Usually, when trying to explain my job as a geoarchaeologist at an archaeological site, I start like this, "Think about the site and about all the amazing finds and artefacts that are contained within that site. Now, take all of those things away! What you are left with is what I look at:
Welcome to Geoarchaeology!
Geoarchaeology in general is a very broad field that tries to answer archaeological questions by using methods from the geosciences.
Using geo-spatial data to create landscape scale predictive models for past human settlement patterns? Geoarchaeology. Linking landslide events to past human actions in a specific area? Geoarchaeology. Identifying a specific mineral that can tell us bones were dissolved and that is why they are missing from the archaeological record? Geoarchaeology. It can really be anything - from interregional scale to a few microns under the microscope.
The core of geoarchaeology is that we study how some kind of geo-data relates with past humans. My working group, The Geoarchaeology Working Group at the University of Tübingen, is focused on applying microanalytic methods directly to archaeological sites.
Geoarch in Peru
When travelling to Peru for the first time to work at Cuncaicha in 2015, I was working on my Masters of Science at the Institute for Archaeological Sciences at Tübingen. Part of the work at Cuncaicha was planned as my master’s project. In addition to helping with different steps of the archaeological excavation, I was there to collect data and samples for my studies.
This meant going on hikes through the Puna landscape with my advisors and mentors, Christopher Miller and Susan Mentzer, taking notes on rock formations and geomorphological features, and collecting reference samples for off-site comparisons.
It also meant having a daily "Strat Chat" with Principal Investigator, Kurt Rademaker, to discuss site stratigraphy while excavating. This allowed us to adapt excavation strategies and methods to the information we gained each day. The Strat Chat is now a tradition that we maintain at all sites we have worked on since.
Finally, the most important aspect of my MSc. research meant taking sediment samples from the site. Our strategy involved collecting a combination of many small baggies of loose sediment for pedological and mineralogical analyses, and obtaining in situ blocks of sediment for micromorphological, or "Micromorph", analysis.

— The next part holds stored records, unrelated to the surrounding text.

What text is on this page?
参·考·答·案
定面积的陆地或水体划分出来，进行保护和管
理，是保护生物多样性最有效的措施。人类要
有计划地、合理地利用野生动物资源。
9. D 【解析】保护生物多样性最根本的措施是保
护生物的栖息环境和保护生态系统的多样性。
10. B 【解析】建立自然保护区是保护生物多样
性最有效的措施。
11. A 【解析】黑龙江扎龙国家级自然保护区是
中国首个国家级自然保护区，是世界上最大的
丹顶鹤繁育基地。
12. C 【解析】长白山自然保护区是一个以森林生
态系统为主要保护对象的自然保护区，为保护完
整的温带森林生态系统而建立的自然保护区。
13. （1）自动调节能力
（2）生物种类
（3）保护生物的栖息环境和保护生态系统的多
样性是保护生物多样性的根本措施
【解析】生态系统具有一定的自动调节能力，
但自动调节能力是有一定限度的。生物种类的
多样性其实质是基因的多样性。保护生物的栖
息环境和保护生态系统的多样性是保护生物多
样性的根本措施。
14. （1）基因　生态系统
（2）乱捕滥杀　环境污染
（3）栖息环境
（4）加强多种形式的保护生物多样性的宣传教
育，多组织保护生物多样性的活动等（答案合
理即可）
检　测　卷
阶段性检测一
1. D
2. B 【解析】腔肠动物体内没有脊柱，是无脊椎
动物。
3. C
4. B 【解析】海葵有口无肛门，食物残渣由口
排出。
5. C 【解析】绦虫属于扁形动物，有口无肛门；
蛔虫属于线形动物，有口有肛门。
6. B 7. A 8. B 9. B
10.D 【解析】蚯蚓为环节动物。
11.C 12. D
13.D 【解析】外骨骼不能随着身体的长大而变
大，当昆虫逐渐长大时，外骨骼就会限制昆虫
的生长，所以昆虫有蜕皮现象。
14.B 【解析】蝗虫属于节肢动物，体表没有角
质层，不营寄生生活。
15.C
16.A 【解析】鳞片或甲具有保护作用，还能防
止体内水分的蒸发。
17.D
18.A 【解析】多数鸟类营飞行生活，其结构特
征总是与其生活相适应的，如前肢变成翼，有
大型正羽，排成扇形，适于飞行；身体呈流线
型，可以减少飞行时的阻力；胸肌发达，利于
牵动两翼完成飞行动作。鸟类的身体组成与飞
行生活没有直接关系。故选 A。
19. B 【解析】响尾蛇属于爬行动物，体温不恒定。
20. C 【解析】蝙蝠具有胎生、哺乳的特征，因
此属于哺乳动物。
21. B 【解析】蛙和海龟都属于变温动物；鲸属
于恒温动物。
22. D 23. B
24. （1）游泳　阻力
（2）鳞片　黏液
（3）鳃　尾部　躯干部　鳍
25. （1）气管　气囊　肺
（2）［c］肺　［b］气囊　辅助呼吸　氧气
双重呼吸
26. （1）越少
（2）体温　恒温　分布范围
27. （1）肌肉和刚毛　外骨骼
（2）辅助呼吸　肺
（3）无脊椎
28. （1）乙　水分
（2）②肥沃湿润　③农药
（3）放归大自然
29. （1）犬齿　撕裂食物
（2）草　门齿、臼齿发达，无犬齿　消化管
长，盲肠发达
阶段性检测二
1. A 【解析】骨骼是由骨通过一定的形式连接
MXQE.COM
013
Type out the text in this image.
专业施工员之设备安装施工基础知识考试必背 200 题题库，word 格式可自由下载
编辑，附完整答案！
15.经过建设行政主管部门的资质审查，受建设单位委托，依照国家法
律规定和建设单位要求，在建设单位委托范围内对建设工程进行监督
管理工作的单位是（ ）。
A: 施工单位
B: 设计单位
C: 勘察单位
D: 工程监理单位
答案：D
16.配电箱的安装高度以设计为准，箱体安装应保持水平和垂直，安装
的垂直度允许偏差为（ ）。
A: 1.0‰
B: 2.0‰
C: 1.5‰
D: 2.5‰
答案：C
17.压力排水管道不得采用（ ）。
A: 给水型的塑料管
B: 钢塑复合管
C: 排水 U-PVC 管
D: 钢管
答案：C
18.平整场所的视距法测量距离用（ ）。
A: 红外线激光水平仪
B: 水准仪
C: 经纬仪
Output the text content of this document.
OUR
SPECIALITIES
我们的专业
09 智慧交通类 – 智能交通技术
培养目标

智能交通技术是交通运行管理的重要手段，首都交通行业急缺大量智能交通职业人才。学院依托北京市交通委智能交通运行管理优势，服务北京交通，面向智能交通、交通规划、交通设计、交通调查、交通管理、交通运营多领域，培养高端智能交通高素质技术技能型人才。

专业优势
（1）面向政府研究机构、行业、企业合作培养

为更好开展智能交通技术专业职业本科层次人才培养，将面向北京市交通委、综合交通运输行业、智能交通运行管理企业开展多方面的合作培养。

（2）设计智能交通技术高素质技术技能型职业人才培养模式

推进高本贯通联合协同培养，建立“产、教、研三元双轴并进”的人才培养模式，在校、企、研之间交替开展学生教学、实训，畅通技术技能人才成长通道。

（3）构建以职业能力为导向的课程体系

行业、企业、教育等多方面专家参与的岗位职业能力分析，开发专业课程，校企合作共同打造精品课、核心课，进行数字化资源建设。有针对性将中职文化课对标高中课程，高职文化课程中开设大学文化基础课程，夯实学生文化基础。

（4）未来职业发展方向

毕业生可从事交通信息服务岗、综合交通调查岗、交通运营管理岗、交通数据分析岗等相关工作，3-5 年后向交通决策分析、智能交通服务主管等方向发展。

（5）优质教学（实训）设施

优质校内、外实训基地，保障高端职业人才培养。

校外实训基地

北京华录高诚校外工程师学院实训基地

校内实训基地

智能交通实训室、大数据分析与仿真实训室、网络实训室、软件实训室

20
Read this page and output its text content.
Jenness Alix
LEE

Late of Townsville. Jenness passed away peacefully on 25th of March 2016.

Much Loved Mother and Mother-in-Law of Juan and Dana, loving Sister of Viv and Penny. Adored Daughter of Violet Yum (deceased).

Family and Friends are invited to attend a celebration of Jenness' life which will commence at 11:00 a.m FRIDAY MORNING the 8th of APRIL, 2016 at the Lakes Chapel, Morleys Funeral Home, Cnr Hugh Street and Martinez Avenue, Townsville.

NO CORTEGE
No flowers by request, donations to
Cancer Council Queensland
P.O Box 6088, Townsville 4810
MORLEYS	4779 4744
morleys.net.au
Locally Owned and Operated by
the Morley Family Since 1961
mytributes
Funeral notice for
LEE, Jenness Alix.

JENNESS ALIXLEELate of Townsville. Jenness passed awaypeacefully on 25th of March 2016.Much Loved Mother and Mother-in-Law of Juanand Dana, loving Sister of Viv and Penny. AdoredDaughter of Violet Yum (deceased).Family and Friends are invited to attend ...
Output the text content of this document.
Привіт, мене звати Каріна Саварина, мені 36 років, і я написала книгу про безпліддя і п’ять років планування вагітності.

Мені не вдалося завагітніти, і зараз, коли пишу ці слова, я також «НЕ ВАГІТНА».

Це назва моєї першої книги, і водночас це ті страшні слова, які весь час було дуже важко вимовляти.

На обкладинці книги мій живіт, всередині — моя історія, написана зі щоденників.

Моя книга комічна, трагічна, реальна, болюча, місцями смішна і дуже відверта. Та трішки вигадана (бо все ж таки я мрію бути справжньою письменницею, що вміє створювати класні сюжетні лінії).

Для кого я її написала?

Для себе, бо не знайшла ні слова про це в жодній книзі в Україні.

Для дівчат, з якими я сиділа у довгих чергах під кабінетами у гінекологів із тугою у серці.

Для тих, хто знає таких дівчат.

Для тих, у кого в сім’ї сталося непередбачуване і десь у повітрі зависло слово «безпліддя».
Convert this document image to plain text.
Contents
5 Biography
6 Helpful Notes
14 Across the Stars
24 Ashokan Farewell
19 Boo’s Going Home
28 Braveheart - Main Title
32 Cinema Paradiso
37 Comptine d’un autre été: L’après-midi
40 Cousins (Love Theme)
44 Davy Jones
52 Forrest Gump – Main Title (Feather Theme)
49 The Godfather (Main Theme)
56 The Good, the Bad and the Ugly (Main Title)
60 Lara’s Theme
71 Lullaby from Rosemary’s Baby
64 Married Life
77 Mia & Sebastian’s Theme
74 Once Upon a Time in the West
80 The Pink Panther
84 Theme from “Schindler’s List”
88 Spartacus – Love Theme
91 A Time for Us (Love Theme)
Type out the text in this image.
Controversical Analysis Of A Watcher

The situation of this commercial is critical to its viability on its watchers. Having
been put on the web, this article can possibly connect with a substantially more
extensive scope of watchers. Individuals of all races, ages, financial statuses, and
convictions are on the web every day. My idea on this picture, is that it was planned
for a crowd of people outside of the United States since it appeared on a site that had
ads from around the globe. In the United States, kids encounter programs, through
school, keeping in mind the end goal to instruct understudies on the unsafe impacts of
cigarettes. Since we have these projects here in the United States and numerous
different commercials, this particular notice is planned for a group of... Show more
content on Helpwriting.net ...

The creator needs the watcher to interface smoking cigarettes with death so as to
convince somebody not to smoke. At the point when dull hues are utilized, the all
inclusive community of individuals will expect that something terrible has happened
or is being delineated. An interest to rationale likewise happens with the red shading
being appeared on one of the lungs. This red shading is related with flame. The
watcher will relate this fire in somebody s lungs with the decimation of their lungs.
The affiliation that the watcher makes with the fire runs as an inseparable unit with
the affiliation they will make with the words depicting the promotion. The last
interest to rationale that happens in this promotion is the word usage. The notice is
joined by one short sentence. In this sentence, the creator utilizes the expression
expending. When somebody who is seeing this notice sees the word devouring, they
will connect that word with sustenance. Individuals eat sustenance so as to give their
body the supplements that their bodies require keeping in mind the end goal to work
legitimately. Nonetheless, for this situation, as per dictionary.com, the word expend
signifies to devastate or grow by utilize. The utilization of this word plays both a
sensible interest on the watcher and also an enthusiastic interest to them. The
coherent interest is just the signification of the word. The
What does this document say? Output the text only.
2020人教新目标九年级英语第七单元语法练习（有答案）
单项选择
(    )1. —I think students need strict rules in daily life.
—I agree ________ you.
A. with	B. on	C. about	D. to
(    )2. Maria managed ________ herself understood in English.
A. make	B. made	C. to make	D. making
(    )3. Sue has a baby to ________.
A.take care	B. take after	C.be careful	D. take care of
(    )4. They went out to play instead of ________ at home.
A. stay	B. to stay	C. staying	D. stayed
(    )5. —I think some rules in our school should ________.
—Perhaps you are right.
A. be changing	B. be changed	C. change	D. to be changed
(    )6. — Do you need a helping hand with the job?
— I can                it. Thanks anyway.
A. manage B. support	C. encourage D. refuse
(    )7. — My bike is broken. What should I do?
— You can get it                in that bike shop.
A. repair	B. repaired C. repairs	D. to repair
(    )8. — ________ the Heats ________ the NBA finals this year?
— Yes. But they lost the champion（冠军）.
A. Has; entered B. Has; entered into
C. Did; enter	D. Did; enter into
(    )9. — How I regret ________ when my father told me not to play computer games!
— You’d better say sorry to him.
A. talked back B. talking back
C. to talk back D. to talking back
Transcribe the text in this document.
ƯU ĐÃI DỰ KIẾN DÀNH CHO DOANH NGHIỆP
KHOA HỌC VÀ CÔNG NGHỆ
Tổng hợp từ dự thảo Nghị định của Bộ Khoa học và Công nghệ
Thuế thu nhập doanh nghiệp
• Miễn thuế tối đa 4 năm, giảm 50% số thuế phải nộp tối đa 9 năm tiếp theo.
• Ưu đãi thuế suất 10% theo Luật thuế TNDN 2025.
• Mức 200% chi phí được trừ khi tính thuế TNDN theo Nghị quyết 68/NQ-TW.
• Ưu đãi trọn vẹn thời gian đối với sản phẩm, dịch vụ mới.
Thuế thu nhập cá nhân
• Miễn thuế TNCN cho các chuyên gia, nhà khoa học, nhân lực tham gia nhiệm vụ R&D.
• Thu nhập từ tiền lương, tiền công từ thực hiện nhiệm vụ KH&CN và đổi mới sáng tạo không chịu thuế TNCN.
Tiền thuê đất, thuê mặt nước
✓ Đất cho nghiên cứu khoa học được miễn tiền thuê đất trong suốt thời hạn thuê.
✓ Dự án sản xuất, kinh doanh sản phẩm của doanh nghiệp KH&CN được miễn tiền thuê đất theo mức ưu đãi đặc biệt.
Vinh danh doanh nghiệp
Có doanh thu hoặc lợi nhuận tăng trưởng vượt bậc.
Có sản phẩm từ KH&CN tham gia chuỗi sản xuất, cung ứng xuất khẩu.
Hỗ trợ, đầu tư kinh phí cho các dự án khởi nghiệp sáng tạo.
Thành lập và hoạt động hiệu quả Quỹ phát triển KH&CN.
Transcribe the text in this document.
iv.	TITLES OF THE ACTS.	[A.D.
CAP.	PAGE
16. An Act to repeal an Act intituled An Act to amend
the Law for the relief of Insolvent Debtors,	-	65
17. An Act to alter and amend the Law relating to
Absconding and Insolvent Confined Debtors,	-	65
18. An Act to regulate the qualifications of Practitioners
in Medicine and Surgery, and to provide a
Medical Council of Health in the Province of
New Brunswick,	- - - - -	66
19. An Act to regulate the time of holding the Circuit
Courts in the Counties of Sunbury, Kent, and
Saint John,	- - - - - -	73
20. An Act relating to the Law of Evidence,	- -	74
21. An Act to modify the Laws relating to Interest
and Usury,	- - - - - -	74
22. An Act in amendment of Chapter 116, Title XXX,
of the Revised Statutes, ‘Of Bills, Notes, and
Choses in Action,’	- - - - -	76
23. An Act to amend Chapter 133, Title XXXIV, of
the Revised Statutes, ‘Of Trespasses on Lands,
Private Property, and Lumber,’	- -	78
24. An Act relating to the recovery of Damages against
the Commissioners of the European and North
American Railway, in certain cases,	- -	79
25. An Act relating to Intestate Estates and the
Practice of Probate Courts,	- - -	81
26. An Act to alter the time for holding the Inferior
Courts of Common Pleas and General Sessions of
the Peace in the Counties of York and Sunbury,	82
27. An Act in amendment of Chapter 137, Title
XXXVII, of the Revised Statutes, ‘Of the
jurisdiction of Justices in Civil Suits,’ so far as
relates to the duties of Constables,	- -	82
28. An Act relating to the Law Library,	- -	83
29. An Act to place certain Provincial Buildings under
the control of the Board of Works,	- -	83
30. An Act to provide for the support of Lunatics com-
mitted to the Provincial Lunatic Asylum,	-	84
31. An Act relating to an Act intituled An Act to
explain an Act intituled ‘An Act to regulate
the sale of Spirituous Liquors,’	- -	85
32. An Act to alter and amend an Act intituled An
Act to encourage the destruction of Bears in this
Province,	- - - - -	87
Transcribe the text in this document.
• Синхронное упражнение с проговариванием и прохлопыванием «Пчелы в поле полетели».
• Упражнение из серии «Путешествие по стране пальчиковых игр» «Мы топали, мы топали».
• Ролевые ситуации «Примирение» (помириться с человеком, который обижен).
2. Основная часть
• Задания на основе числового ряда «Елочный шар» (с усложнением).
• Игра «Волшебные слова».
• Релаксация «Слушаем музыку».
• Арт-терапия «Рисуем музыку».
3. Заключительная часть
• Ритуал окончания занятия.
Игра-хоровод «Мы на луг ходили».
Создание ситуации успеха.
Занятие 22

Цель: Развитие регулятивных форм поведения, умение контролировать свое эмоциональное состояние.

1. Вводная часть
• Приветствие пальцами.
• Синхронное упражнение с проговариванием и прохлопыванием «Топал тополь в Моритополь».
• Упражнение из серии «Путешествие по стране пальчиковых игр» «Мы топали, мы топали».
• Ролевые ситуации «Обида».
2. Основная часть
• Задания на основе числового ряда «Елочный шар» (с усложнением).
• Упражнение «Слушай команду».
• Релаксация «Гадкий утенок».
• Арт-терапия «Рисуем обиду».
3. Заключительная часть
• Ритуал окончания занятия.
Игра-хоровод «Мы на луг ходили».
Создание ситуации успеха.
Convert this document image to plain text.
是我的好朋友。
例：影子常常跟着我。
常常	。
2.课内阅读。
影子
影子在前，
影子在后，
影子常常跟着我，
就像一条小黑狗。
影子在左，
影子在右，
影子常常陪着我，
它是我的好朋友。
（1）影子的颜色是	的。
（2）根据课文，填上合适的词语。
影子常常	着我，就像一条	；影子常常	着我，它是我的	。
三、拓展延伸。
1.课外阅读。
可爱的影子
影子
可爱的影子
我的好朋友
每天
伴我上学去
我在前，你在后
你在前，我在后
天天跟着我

As the main methodological focus of my work at Cuncaicha, micromorph is the study of oriented, intact sediment samples that are processed into thin sections (resin-indurated, slide-mounted slices of intact sediments ground to 30µm thickness) and analyzed under the microscope.
Now, while the analysis of loose samples can give us valuable information about the single components of the sediment at a site, micromorphology is special because it provides contextual information on a micro-scale. Each intact block of sediment preserves the relationships between the components of a site.
At Cuncaicha for example, we identified carbonates using both calcite analysis and microscopy of the thin sections. This dual identification was important because calcite can form in a variety of ways. In our Terminal Pleistocene deposits, most of the calcite derives from tufa formation– a natural, geogenic, process. In the later strata, most of the calcite derives mostly from plant ashes, specifically, from fire made by humans – it is therefore an anthropogenic component. This is an important distinction that we can identify using micromorphology, and something that remains undetected with other methods.
On the thin sections we can also run other, micro-contextual, analyses for things like elemental or mineral identification. At Cuncaicha, we used µFTIR analyses to identify specific minerals to illuminate possible diagenetic (weathering) processes.